Quiero decir con esto que, ahora, las gentes del común estamos viendo con mayor claridad que esta monarquía es justamente aquel “atado y bien atado” que Franco nos legó en su testamento: la otorgada restauración monárquica de los Borbones. Otorgada, como se demuestra en el hecho de haberse saltado la legitimidad dinástica para imponer un sucesor designado por la voluntad suprema del dictador. Por eso la monarquía, como tal régimen, nunca se sometió al refrendo o consulta de la ciudadanía, porque se sabía o al menos se presumía el rechazo popular, como bien reconoció Adolfo Súarez. Se evitó el refrendo popular metiendo de matute a la monarquía en la Constitución para plantearle al electorado un diabólico dilema: “O Constitución democrática, monarquía incluida, o ni Constitución ni democracia”. La monarquía no fue querida. Fue tolerada como mal menor, como mucho.

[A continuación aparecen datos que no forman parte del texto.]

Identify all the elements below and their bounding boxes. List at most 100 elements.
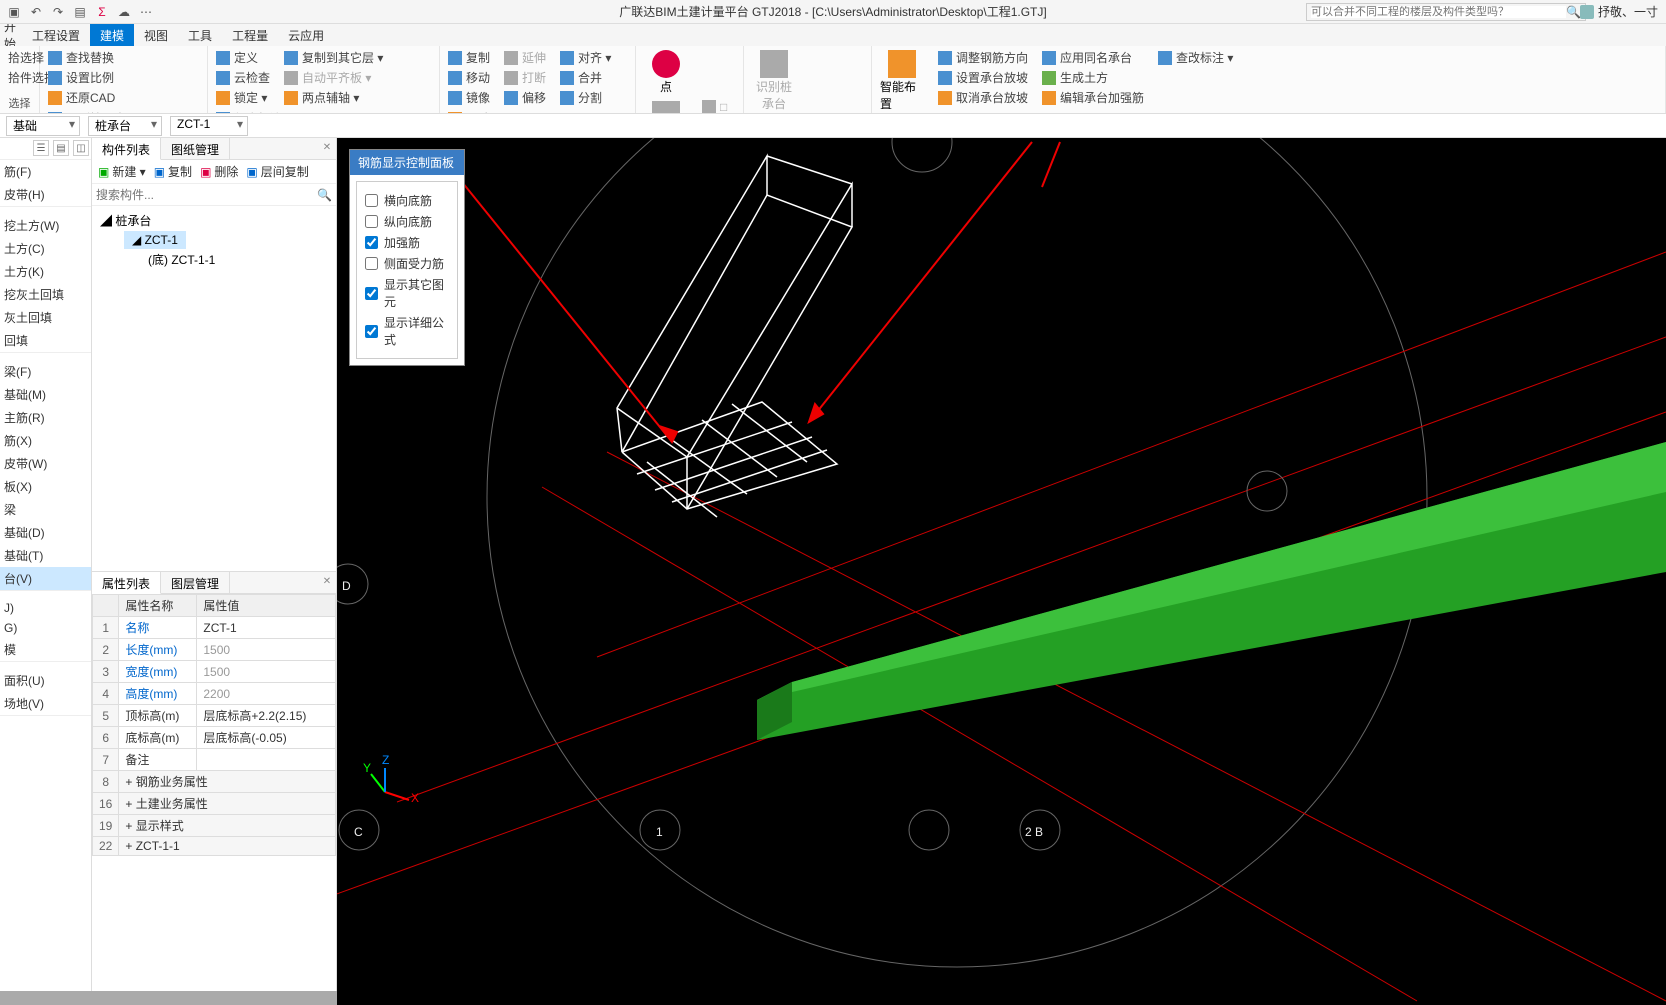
tab-properties[interactable]: 属性列表 xyxy=(92,572,161,594)
help-search[interactable]: 🔍 xyxy=(1306,3,1586,21)
left-item[interactable] xyxy=(0,590,91,598)
left-item[interactable]: 梁(F) xyxy=(0,360,91,383)
sel-category[interactable]: 基础 xyxy=(6,116,80,136)
tab-view[interactable]: 视图 xyxy=(134,24,178,47)
rebar-checkbox-row[interactable]: 横向底筋 xyxy=(365,190,449,211)
left-item[interactable] xyxy=(0,206,91,214)
tab-modeling[interactable]: 建模 xyxy=(90,24,134,47)
rebar-checkbox-row[interactable]: 加强筋 xyxy=(365,232,449,253)
help-search-input[interactable] xyxy=(1311,6,1566,18)
btn-auto-level[interactable]: 自动平齐板 ▾ xyxy=(282,68,385,87)
checkbox[interactable] xyxy=(365,257,378,270)
table-row[interactable]: 5顶标高(m)层底标高+2.2(2.15) xyxy=(93,705,336,727)
btn-extend[interactable]: 延伸 xyxy=(502,48,548,67)
btn-offset[interactable]: 偏移 xyxy=(502,88,548,107)
tab-cloud[interactable]: 云应用 xyxy=(278,24,334,47)
left-item[interactable]: 梁 xyxy=(0,498,91,521)
btn-adjust-rebar-dir[interactable]: 调整钢筋方向 xyxy=(936,48,1030,67)
btn-delete-comp[interactable]: ▣删除 xyxy=(200,163,238,180)
left-item[interactable]: J) xyxy=(0,598,91,618)
user-area[interactable]: 抒敬、一寸 xyxy=(1580,3,1658,20)
left-item[interactable]: 皮带(H) xyxy=(0,183,91,206)
close-icon[interactable]: ✕ xyxy=(320,574,334,588)
redo-icon[interactable]: ↷ xyxy=(50,4,66,20)
btn-mirror[interactable]: 镜像 xyxy=(446,88,492,107)
tree-item-zct1[interactable]: ◢ ZCT-1 xyxy=(124,231,186,249)
nav-btn-2[interactable]: ▤ xyxy=(53,140,69,156)
table-row[interactable]: 2长度(mm)1500 xyxy=(93,639,336,661)
open-icon[interactable]: ▤ xyxy=(72,4,88,20)
btn-break[interactable]: 打断 xyxy=(502,68,548,87)
left-item[interactable]: 场地(V) xyxy=(0,692,91,715)
btn-gen-earthwork[interactable]: 生成土方 xyxy=(1040,68,1146,87)
btn-recognize-cap[interactable]: 识别桩承台 xyxy=(750,48,798,114)
rebar-checkbox-row[interactable]: 显示详细公式 xyxy=(365,312,449,350)
cloud-icon[interactable]: ☁ xyxy=(116,4,132,20)
rebar-display-panel[interactable]: 钢筋显示控制面板 横向底筋纵向底筋加强筋侧面受力筋显示其它图元显示详细公式 xyxy=(349,149,465,366)
table-row[interactable]: 19+ 显示样式 xyxy=(93,815,336,837)
btn-copy-comp[interactable]: ▣复制 xyxy=(154,163,192,180)
btn-two-point-axis[interactable]: 两点辅轴 ▾ xyxy=(282,88,385,107)
checkbox[interactable] xyxy=(365,236,378,249)
search-icon[interactable]: 🔍 xyxy=(1566,5,1581,19)
left-item[interactable]: 台(V) xyxy=(0,567,91,590)
btn-merge[interactable]: 合并 xyxy=(558,68,613,87)
btn-move[interactable]: 移动 xyxy=(446,68,492,87)
btn-copy-layers[interactable]: 复制到其它层 ▾ xyxy=(282,48,385,67)
table-row[interactable]: 7备注 xyxy=(93,749,336,771)
search-icon[interactable]: 🔍 xyxy=(317,188,332,202)
tab-tools[interactable]: 工具 xyxy=(178,24,222,47)
table-row[interactable]: 6底标高(m)层底标高(-0.05) xyxy=(93,727,336,749)
rebar-checkbox-row[interactable]: 纵向底筋 xyxy=(365,211,449,232)
btn-define[interactable]: 定义 xyxy=(214,48,272,67)
tab-quantity[interactable]: 工程量 xyxy=(222,24,278,47)
checkbox[interactable] xyxy=(365,194,378,207)
table-row[interactable]: 22+ ZCT-1-1 xyxy=(93,837,336,856)
tab-project-settings[interactable]: 工程设置 xyxy=(22,24,90,47)
btn-line[interactable]: 直线 xyxy=(642,99,690,114)
component-search-input[interactable] xyxy=(96,188,317,202)
tree-item-zct11[interactable]: (底) ZCT-1-1 xyxy=(148,249,328,270)
btn-rect[interactable]: □ xyxy=(700,99,729,114)
checkbox[interactable] xyxy=(365,325,378,338)
3d-viewport[interactable]: D C 1 2 B xyxy=(337,138,1666,1005)
btn-lock[interactable]: 锁定 ▾ xyxy=(214,88,272,107)
btn-split[interactable]: 分割 xyxy=(558,88,613,107)
btn-smart-layout[interactable]: 智能布置 xyxy=(878,48,926,114)
tab-layer-mgmt[interactable]: 图层管理 xyxy=(161,572,230,593)
left-item[interactable] xyxy=(0,352,91,360)
left-item[interactable] xyxy=(0,715,91,723)
tree-root[interactable]: ◢ 桩承台 xyxy=(100,210,328,231)
btn-restore-cad[interactable]: 还原CAD xyxy=(46,88,117,107)
left-item[interactable]: 基础(T) xyxy=(0,544,91,567)
close-icon[interactable]: ✕ xyxy=(320,140,334,154)
sel-type[interactable]: 桩承台 xyxy=(88,116,162,136)
left-scrollbar[interactable] xyxy=(0,991,92,1005)
table-row[interactable]: 1名称ZCT-1 xyxy=(93,617,336,639)
undo-icon[interactable]: ↶ xyxy=(28,4,44,20)
left-item[interactable]: 面积(U) xyxy=(0,669,91,692)
btn-new[interactable]: ▣新建 ▾ xyxy=(98,163,146,180)
btn-copy[interactable]: 复制 xyxy=(446,48,492,67)
btn-cancel-slope[interactable]: 取消承台放坡 xyxy=(936,88,1030,107)
left-item[interactable]: 筋(X) xyxy=(0,429,91,452)
table-row[interactable]: 8+ 钢筋业务属性 xyxy=(93,771,336,793)
left-item[interactable]: 皮带(W) xyxy=(0,452,91,475)
rebar-checkbox-row[interactable]: 侧面受力筋 xyxy=(365,253,449,274)
left-item[interactable]: 基础(D) xyxy=(0,521,91,544)
left-item[interactable] xyxy=(0,661,91,669)
checkbox[interactable] xyxy=(365,287,378,300)
rebar-checkbox-row[interactable]: 显示其它图元 xyxy=(365,274,449,312)
btn-set-slope[interactable]: 设置承台放坡 xyxy=(936,68,1030,87)
left-item[interactable]: 板(X) xyxy=(0,475,91,498)
left-item[interactable]: 筋(F) xyxy=(0,160,91,183)
left-item[interactable]: 回填 xyxy=(0,329,91,352)
left-item[interactable]: G) xyxy=(0,618,91,638)
more-icon[interactable]: ⋯ xyxy=(138,4,154,20)
btn-check-annotation[interactable]: 查改标注 ▾ xyxy=(1156,48,1235,67)
btn-edit-reinforce[interactable]: 编辑承台加强筋 xyxy=(1040,88,1146,107)
btn-point[interactable]: 点 xyxy=(642,48,690,97)
left-item[interactable]: 基础(M) xyxy=(0,383,91,406)
btn-set-scale[interactable]: 设置比例 xyxy=(46,68,117,87)
save-icon[interactable]: ▣ xyxy=(6,4,22,20)
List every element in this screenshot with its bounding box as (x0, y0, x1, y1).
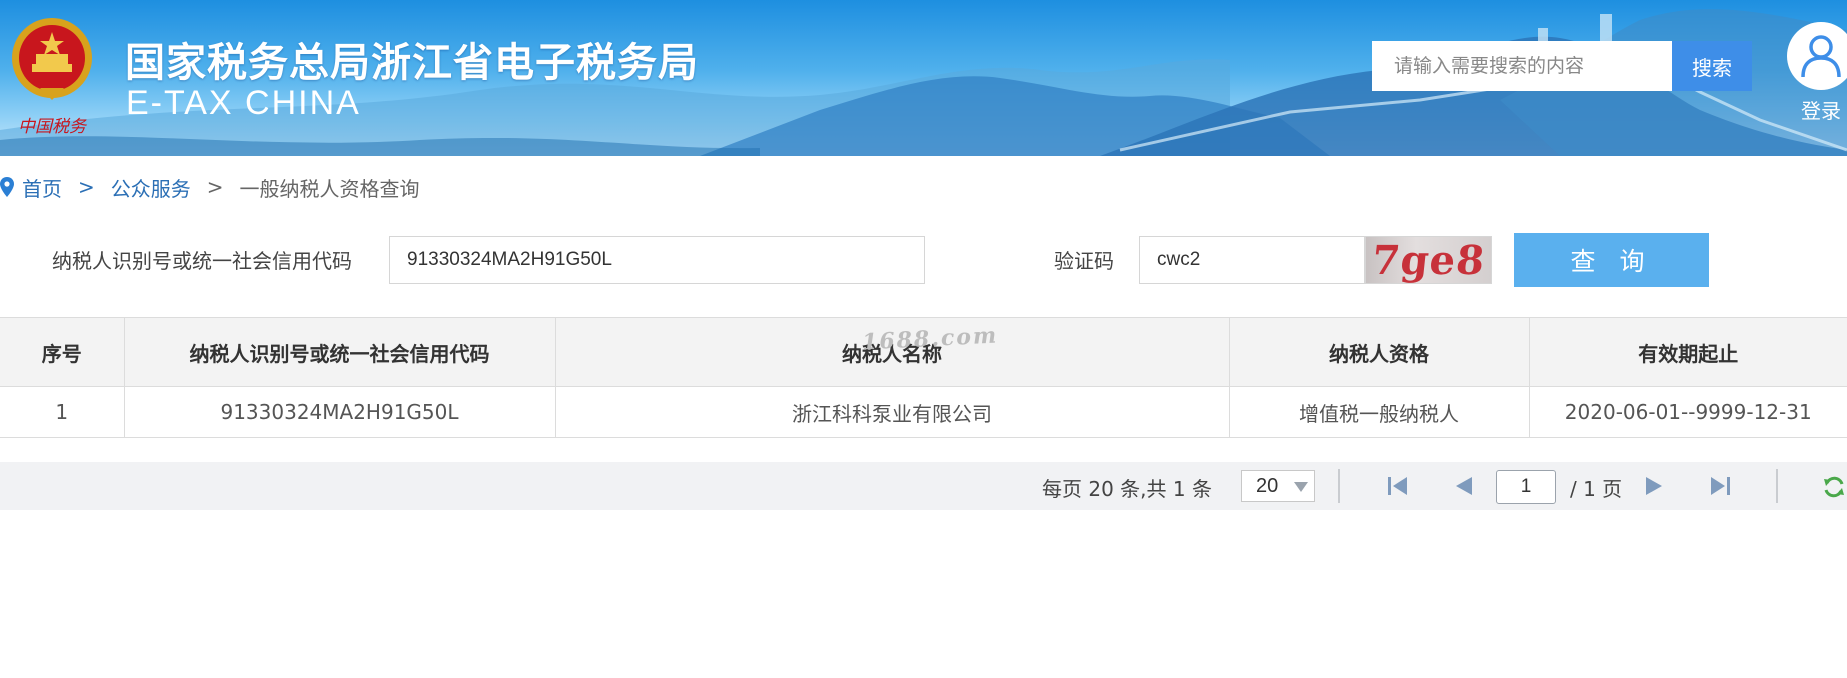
table-header-row: 序号 纳税人识别号或统一社会信用代码 纳税人名称 纳税人资格 有效期起止 (0, 317, 1847, 387)
column-header-tax-id: 纳税人识别号或统一社会信用代码 (124, 317, 556, 387)
location-pin-icon (0, 177, 14, 197)
breadcrumb-separator: > (206, 175, 224, 199)
total-pages: / 1 页 (1570, 477, 1623, 501)
breadcrumb: 首页 > 公众服务 > 一般纳税人资格查询 (0, 172, 420, 202)
results-table: 序号 纳税人识别号或统一社会信用代码 纳税人名称 纳税人资格 有效期起止 1 9… (0, 317, 1847, 438)
table-row[interactable]: 1 91330324MA2H91G50L 浙江科科泵业有限公司 增值税一般纳税人… (0, 386, 1847, 438)
svg-text:中国税务: 中国税务 (18, 117, 88, 136)
captcha-image[interactable]: 7ge8 (1365, 236, 1492, 284)
captcha-image-text: 7ge8 (1369, 236, 1488, 284)
query-button[interactable]: 查 询 (1514, 233, 1709, 287)
site-search-input[interactable] (1372, 41, 1672, 91)
column-header-taxpayer-name: 纳税人名称 (555, 317, 1230, 387)
first-page-icon[interactable] (1386, 475, 1410, 497)
prev-page-icon[interactable] (1452, 475, 1476, 497)
breadcrumb-current: 一般纳税人资格查询 (239, 176, 420, 201)
user-icon (1801, 35, 1841, 78)
login-label[interactable]: 登录 (1786, 95, 1847, 124)
chevron-down-icon (1294, 482, 1308, 492)
breadcrumb-home-link[interactable]: 首页 (22, 173, 62, 202)
refresh-icon[interactable] (1822, 475, 1846, 499)
pagination-bar: 每页 20 条,共 1 条 20 / 1 页 (0, 462, 1847, 510)
page-size-value: 20 (1256, 474, 1279, 497)
captcha-input[interactable] (1139, 236, 1365, 284)
page-number-input[interactable] (1496, 470, 1556, 504)
site-search-button[interactable]: 搜索 (1672, 41, 1752, 91)
header-banner: 中国税务 国家税务总局浙江省电子税务局 E-TAX CHINA 搜索 登录 (0, 0, 1847, 156)
cell-validity: 2020-06-01--9999-12-31 (1529, 386, 1847, 438)
cell-index: 1 (0, 386, 125, 438)
site-title: 国家税务总局浙江省电子税务局 (125, 40, 699, 86)
tax-id-label: 纳税人识别号或统一社会信用代码 (52, 249, 352, 273)
user-avatar[interactable] (1787, 22, 1847, 90)
last-page-icon[interactable] (1708, 475, 1732, 497)
page-size-select[interactable]: 20 (1241, 470, 1315, 502)
column-header-qualification: 纳税人资格 (1229, 317, 1530, 387)
cell-tax-id: 91330324MA2H91G50L (124, 386, 556, 438)
breadcrumb-section-link[interactable]: 公众服务 (111, 173, 191, 202)
cell-qualification: 增值税一般纳税人 (1229, 386, 1530, 438)
login-button[interactable]: 登录 (1786, 22, 1847, 124)
pagination-info: 每页 20 条,共 1 条 (1042, 477, 1212, 501)
captcha-label: 验证码 (1054, 249, 1114, 273)
pager-divider (1338, 469, 1340, 503)
cell-taxpayer-name: 浙江科科泵业有限公司 (555, 386, 1230, 438)
tax-id-input[interactable] (389, 236, 925, 284)
breadcrumb-separator: > (78, 175, 95, 199)
next-page-icon[interactable] (1642, 475, 1666, 497)
column-header-validity: 有效期起止 (1529, 317, 1847, 387)
column-header-index: 序号 (0, 317, 125, 387)
emblem-icon: 中国税务 (12, 18, 92, 136)
site-subtitle: E-TAX CHINA (126, 84, 361, 122)
pager-divider (1776, 469, 1778, 503)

Es por esto por lo que Franco fue venerado pública y oficialmente durante cuarenta años y es por esto por lo que no es suficiente con la expulsión de su momia de Cuelgamuros. Hay que destruir también su mausoleo político, la monarquía, que es el palacio por donde el fantasma del dictador sigue arrastrando sus cadenas. Las mismas con las que ha pretendido dejarlo todo “atado y bien atado”, convirtiendo a la Corona en piedra angular del sistema. Claro está que a costa de la democracia.